XML::LibXML - An XML::Parser Alternative
The vast majority of Perl's XML modules are built on top of
XML::Parser, Larry Wall and Clark Cooper's Perl interface
to James Clark's expat parser. The
expat-XML::Parser combination is
not the only full-featured XML parser available in the Perl
World. This month we'll look at XML::LibXML, Matt
Sergeant and Christian Glahn's Perl interface to Daniel Velliard's
libxml2.
Expat and XML::Parser have proven themselves to be
quite capable, but they are not without limitations. Expat was among
the first XML parsers available and, as a result, its interfaces
reflect the expectations of users at the time it was written. Expat
and XML::Parser do not implement the Document Object
Model, SAX, or XPath language interfaces (things that most modern XML
users take for granted) because either the given interface did not
exist or was still being heavily evaluated and not considered
"standard" at the time it was written.
The somewhat unfortunate result of this is that most of the
available Perl XML modules are built upon one of
XML::Parser's non- or not-quite-standard interfaces with
the presumption that the input will be some sort of textual
representation of an XML document (file, filehandle, string, socket
stream) that must be parsed before proceeding. While this works for
many simple cases, most advanced XML applications need to do more than
one thing with a given document and that means that for each stage in
the process, the document must be serialized to a string and then
re-parsed by the next module.
By contrast libxml2 was written after the DOM, XPath,
and SAX interfaces became common, and so it implements all three.

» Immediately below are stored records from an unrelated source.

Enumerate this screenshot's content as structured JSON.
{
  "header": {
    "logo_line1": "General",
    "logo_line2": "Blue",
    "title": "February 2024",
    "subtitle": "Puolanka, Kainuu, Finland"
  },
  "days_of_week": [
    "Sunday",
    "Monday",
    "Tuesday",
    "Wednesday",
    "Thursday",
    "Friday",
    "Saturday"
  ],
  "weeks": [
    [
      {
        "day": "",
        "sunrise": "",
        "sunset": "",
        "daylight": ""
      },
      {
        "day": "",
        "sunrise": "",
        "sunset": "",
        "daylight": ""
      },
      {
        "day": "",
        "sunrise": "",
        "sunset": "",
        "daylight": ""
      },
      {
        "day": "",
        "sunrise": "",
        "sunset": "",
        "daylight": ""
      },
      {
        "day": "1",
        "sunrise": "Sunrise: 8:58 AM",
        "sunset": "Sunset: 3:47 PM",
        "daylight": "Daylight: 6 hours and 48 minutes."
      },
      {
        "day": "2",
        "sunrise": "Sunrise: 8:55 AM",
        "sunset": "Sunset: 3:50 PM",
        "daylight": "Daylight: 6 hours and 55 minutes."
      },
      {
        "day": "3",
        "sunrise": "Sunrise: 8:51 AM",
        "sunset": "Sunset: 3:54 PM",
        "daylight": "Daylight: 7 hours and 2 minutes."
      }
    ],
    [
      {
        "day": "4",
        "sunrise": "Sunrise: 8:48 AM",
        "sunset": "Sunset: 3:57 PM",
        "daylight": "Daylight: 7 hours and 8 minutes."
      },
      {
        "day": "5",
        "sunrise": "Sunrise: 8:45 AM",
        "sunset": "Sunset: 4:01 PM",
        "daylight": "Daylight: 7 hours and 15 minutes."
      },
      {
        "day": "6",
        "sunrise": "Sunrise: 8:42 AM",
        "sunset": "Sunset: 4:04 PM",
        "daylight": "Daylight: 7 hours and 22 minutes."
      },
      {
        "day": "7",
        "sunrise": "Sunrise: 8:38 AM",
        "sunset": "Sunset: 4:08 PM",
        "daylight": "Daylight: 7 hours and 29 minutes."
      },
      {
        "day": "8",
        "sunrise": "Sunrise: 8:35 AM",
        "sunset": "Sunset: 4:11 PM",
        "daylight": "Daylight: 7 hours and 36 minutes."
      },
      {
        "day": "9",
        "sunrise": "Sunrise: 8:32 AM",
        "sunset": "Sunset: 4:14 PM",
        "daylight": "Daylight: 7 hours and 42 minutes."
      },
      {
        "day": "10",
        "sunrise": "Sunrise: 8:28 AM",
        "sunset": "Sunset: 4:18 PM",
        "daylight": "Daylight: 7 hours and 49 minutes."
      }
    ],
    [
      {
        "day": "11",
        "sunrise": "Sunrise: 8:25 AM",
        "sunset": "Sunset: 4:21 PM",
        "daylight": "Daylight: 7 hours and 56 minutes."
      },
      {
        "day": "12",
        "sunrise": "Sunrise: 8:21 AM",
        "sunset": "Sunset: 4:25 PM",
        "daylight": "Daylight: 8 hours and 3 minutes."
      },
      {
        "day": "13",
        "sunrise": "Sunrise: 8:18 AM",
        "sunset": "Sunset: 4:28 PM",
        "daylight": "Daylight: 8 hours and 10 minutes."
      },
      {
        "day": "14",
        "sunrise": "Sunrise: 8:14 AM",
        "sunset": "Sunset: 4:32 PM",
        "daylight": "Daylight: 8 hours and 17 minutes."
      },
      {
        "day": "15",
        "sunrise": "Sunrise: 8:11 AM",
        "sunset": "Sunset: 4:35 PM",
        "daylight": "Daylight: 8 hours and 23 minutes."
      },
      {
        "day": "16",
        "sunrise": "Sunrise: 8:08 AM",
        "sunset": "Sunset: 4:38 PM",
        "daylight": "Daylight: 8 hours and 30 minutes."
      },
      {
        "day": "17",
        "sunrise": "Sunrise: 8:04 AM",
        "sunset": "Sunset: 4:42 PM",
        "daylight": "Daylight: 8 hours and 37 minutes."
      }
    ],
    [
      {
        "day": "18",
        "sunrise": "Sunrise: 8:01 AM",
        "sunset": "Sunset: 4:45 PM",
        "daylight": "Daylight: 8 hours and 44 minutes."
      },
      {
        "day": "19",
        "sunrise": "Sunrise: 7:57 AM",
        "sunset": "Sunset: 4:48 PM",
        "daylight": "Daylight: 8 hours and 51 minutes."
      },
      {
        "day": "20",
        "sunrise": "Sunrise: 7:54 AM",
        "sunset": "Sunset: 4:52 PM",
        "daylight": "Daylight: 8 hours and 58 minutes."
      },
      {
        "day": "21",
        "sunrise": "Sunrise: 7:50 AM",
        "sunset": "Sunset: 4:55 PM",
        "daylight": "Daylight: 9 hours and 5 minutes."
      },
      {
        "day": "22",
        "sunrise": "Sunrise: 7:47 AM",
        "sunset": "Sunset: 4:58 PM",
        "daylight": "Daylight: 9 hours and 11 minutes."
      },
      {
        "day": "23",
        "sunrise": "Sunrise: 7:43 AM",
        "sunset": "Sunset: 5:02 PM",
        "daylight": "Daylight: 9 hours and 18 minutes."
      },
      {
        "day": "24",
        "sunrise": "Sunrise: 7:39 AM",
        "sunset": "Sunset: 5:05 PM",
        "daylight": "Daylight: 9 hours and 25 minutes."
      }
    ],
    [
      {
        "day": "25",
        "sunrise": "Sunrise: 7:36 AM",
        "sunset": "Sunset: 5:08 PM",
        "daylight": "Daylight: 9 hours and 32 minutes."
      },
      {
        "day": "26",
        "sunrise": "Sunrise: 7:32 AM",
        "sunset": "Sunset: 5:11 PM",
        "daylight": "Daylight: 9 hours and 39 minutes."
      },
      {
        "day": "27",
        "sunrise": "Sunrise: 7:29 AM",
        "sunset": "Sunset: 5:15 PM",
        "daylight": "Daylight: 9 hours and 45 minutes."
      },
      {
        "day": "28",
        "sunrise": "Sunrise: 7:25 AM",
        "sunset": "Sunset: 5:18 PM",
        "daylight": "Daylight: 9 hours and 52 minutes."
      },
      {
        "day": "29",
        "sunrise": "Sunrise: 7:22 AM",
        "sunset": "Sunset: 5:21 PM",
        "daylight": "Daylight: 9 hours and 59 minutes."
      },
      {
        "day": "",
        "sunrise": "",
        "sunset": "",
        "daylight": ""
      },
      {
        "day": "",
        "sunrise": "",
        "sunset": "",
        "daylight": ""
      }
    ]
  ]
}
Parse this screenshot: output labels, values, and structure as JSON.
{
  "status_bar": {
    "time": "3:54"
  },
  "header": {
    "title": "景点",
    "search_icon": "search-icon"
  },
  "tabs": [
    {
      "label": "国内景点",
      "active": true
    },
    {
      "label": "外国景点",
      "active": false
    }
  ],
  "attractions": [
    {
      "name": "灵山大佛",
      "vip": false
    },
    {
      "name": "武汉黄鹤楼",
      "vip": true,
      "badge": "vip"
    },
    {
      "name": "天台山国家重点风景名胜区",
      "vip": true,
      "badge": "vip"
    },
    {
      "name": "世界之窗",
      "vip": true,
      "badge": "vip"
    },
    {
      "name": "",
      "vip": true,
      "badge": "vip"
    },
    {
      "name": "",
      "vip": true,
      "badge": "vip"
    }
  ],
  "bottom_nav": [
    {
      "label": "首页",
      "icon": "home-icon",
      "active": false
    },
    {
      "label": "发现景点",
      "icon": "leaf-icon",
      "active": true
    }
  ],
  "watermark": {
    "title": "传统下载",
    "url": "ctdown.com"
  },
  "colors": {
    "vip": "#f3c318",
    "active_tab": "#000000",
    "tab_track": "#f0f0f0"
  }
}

In-memory trees can be built by parsing documents stored in files,
strings, and so on, or generated from a series of SAX events. Those
trees can then be operated on using the W3C DOM and XPath interfaces
or used to generate SAX events that are handed off to external event
handlers. This added flexibility, which reflects current XML
processing expectations, makes XML::LibXML a strong
contender for XML::Parser's throne.
XML::LibXML This month's column may be seen as a addendum to the Perl/XML
Quickstart Guide published earlier this year, when
XML::LibXML was in its infancy, and we'll use the same
tests from the Quickstart to put XML::LibXML though its
paces. For a detailed overview of the test cases see the first
installment in the Quickstart; but, to summarize, the two tests
illustrate how to extract and print data from an XML document, and how
to build and print, programmatically, an XML document from data stored
in a Perl HASH using the facilities offered by a given XML module.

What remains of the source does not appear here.